I suggest that you try to bring your inner engineer (child) out, by trying to
make it fun to do some challenge or project from the only possible pieces you
can have around, i.e. your work.

What I mean is, unlike Principal Skinner putting Bart Simpson to time how many
envelopes he can lick per minute, try to see if any of the boring parts of
your job could be automatized, or maybe you could ease your workflow by
introducing some tooling of your own. You can even put it as a challenge to
implement the tooling in a language you always wanted to learn, or using a
tool someone recommended you, etc.

So basically you will turn your boring job into the excuse to do the actually
fun project you like (the meta-project if you will).

My best personal example happened when working as a contractor for a bank,
while they said I was going to be doing software development, it turned out I
had to do "impact analysis" which meant running reports from a custom tool,
literally comparing them by hand, and then fill in an ITIL-process form. Every
X hours, every day, for a year and a half. Non-stop. I had to run reports for
every software change in the systems... and then I had to email by hand (i.e.
there was no template, no auto-email system, etc) when I found certain things
in the reports. This meant I was sending up to about, 10-15 emails a day
because every step was done by hand and thus slow.

Now, remember that I was contracting for a bank, so basically I could not do
anything to my computer. Could not install anything, it was firewalled to
death, cannot plug anything, etc. Then I used this computer to remote into the
bank's terminal which was under similar circumstances.

I ended up building a very Frankenstein-y "system" based on VBA (the only
thing installed was Office suite), which basically saved me the hassle of
extracting the relevant information from the Excel reports, then composing the
email by hand and also keeping track of what info was in which report, which
ones were sent to which departments, etc.

I remember how much fun I had when I fired my monstrosity to send over 100
emails, all the emails for that day, in like the first hour of the working
day. Then I got like 5 or 6 IM windows open because as my luck would have it,
most of the people I had sent those emails were in a meeting room together...

Imagine having a table with 20+ people around and about 10 of them getting
email after email... the buzzing from their cellphones continued for like 30
secs to a minute. Of course everyone was wondering what happened until I told
my boss "Look! I have this new tool that automates most of my work!"

Of course I could now send more than 200 emails in a day, as I was only
limited by my speed to run the reports...

Then I got my boss to approve some QA tools to be installed so I could
automate running reports... I was about to achieve close to full automation
for my job when my boss realized his team of 7 people would basically be put
out of work thanks to my tool... and then she realized how dependent they
became on it (by this time everyone was already using it) and how was this not
good for her.

Long story short(er), she started preventing me to work on that tool anymore,
and that's when I finally said it's too much. I mean, this is a boring job I
managed to make it fun, real fun (and make accomplishments along the way) and
this was clearly threatening to my boss, so I finally left.

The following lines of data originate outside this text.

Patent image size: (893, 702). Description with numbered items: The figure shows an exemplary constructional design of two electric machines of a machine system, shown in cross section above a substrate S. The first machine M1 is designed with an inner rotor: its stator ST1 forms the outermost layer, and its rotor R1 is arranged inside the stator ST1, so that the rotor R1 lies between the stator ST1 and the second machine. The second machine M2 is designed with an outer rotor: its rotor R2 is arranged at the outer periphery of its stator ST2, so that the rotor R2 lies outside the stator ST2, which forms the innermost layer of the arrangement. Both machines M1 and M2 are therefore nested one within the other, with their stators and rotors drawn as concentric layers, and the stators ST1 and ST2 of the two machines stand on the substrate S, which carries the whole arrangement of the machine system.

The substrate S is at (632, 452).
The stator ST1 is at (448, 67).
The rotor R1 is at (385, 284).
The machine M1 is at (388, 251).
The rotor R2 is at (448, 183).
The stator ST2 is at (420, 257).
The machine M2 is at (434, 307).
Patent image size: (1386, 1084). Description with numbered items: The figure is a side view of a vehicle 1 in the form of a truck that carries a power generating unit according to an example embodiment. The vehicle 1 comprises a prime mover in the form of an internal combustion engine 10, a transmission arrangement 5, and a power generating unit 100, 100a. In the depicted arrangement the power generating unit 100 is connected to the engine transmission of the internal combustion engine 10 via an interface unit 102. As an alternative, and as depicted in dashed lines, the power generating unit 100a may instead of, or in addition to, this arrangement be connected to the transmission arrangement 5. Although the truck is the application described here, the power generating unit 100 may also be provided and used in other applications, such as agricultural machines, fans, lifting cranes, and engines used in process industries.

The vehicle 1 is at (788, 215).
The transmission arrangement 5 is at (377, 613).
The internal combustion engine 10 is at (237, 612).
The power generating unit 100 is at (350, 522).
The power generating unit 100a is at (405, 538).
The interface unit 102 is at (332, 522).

tl;dr My point is, if you absolutely must stay there, try to find a way to
bring out your passion for engineering/development/whatever out to play, even
if the only toys available are those provided by your working environment. I
bet you can always find something that can turn into a fun little side
project. Especially if you only need 6 months to a year until you can switch
jobs without burning any bridges.

Edit: The formatting is horrible... how can I better make it into paragraphs?